Après les heurts qui ont opposé manifestants refusant l'obligation vaccinale et le pass sanitaire, les membres du collectif des organisations en lutte et les forces de l'ordre, ce lundi 10 janvier, les abords du centre hospitalier sont désormais surveillés. 

Ce mardi 11 janvier, gendarmes et policiers ont, très tôt, été postés à l'entrée de l'établissement, assurant la sécurité des patients, mais également du personnel médical. 

Si le passage pour tous les véhicules se fait sans contrôle, pour le personnel à pied, il faut toutefois présenter un pass sanitaire et un certificat de travail à la date du jour.

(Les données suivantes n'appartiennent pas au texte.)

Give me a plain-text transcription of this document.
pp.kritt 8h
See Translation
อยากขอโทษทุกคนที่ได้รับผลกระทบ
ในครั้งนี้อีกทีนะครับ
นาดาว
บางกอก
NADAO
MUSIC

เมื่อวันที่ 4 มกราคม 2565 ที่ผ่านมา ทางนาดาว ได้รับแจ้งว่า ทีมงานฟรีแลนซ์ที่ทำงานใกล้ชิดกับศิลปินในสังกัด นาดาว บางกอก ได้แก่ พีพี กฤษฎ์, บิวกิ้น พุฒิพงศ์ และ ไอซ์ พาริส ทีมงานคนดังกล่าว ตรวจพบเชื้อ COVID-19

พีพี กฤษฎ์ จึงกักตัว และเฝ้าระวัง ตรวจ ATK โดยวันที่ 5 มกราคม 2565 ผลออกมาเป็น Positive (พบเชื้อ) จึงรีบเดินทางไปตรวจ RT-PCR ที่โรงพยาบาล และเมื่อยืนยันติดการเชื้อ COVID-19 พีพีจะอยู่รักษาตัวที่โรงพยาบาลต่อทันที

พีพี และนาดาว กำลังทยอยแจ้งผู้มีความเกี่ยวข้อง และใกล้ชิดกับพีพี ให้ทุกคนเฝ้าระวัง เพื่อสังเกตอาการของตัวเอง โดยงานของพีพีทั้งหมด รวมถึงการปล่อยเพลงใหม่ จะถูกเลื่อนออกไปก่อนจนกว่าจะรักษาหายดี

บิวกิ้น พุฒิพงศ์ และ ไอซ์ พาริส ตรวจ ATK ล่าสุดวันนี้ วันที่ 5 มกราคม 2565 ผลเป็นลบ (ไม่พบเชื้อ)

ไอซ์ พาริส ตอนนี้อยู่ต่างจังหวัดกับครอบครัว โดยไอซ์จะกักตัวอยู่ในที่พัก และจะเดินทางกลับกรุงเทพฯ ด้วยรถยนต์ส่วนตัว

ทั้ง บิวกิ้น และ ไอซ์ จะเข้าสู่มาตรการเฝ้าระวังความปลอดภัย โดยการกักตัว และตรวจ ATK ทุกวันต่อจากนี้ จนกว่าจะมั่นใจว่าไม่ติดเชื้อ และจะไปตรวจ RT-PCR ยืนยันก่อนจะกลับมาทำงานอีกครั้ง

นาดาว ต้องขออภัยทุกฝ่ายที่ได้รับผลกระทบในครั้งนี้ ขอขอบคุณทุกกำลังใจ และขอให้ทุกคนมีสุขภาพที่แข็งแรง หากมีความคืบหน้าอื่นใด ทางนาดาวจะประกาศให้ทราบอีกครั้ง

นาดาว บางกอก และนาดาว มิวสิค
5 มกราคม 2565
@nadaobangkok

Ces nouvelles dispositions pour venir travailler ont pour but de rassurer la communauté médicale, explique le Professeur Pascal Blanchet, président de la Commission médicale d’établissement du CHU de Guadeloupe. "Les soignants doivent pouvoir venir travailler en toute confiance" ajoute-t-il. 

Les mesures ont aussi pour but de limiter le nombre de personnes à l’intérieur de l’établissement…

Pour le CHU, une page est tournée et la communauté hospitalière se dit prête à tendre la main à ceux qui voudraient rentrer dans les rangs…

©Guadeloupe

Après les affrontements violents de la veille, aucun incident n’est venu émailler cette journée… Même si une certaine tension reste toujours palpable aux abords du CHU.